Everyone has a part in the celebration, 19 ladies of all ages help out. The oldest is 102 and the youngest is 18.
They participate in the First Lady Contest where a lady has to sale tickets, and for every ticket sold each lady is given a point and the one with the most tickets sold is announced the title of First Lady. So far there have been 2,000 tickets sold.
Their celebration will consist of bands for every night and a special German band and orchestra, coming from Germany.
They will also have a Terquasqicentennial play entitled, “Flickenteppich: The Patchwork Quilt”, that was written based on the history of Teutopolis from the beginning to now that will be playing for three nights. There will also be many family oriented fun and games both kids and adults as well.
This celebration has cost $120,000 and they plan on an additional $90,000. The fundraising for this celebration started twoyears in advance and creative fests were generated like the October Fest that occurred in October of last year. The celebration has also gained support from local contributors of the town have also donated, not only money but from restaurants food, like pizza.

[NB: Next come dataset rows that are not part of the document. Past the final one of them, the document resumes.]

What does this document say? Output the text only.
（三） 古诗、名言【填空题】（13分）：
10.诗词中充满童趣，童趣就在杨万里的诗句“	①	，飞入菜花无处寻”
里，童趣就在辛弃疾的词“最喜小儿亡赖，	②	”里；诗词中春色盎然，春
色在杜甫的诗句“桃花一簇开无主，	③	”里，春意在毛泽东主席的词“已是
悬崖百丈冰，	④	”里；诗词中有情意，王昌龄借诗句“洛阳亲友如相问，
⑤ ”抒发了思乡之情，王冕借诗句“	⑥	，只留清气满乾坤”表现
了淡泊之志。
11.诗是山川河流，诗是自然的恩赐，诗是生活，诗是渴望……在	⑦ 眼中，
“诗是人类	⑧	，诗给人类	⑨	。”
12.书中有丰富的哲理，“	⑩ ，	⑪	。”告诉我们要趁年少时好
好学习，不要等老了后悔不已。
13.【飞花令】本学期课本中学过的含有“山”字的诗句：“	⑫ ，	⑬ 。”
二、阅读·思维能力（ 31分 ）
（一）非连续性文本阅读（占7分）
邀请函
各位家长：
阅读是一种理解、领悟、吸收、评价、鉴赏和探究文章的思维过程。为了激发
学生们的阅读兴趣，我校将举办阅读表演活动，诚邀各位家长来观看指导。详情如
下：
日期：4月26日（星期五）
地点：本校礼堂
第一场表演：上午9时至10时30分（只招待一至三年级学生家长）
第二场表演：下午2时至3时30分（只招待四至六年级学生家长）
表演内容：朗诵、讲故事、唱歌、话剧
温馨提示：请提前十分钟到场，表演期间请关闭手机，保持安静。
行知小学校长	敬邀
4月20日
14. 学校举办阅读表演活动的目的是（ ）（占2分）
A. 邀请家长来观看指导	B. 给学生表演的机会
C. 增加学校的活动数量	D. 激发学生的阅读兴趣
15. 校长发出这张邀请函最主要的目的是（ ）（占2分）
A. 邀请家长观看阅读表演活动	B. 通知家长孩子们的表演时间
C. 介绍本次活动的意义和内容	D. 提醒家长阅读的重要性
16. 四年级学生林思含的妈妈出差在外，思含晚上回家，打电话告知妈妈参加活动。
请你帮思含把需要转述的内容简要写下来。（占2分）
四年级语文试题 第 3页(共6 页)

The profit from the celebration goes to their Teacher Education Program, and also towards scholarships, and advanced technology for the students. The last 25th anniversary celebration gave back to the community be creating a local park.
Although the town has some funny times, some of the challenges that they undergo during the planning of the celebration, is trying to satisfy everyone in the town, by exceeding their expectations of having something different every 25 years.
They have also experienced problems with having tickets sold out, and having to provide the town with more tickets to be sold. People will also take things differently, so depending on how people take what the town presents things there could be small disagreements. The Village President Greg Hess as well as the director of the celebration has been in contact with complications with the rules and regulations of having celebrations and making sure that nothing is going against the laws.
“It’s hard to have one without the other,” said Babb Zerrusen, from the temporary Keystone Cops. The town keeps its enthusiasm from it humorous personality, which comes hand in hand when it comes to keeping the German traditions and heritage alive.
“Everybody knows everybody, its family,” said Hess.
And with family there is no one left behind, where everyone has something to look forward to. For many people it will be their first time experiencing the celebration for the first time. “We don’t really know what to expect,” said Kaitlin Smith and Alisa Apke, employees of the town’s ice cream shop, Teutopolis Treats.
However, wooden shoes, a hoosegow, and long beards are the fundamentals of this town’s heritage, and when it comes to having fun, they amplify these essentials. This includes dressing up for a day, making their own beer, and beard races, where the men have to grow their beards out as long as possible.
For Bert Verhoeven, the owner of the gas station named Wessle, this would be his third time attending the Teutopolis festival. He first attended in 1964. He is participating in the upcoming play performing as president and as a bishop. He has also been a part of Kangaroo court in the past, which is a tradition of a false court, where he was “arrested” by the Keystone Cops, which is also a fake police, for high prices and was “prosecuted”.
“The community seems to get together and get along,” said Verhoeven.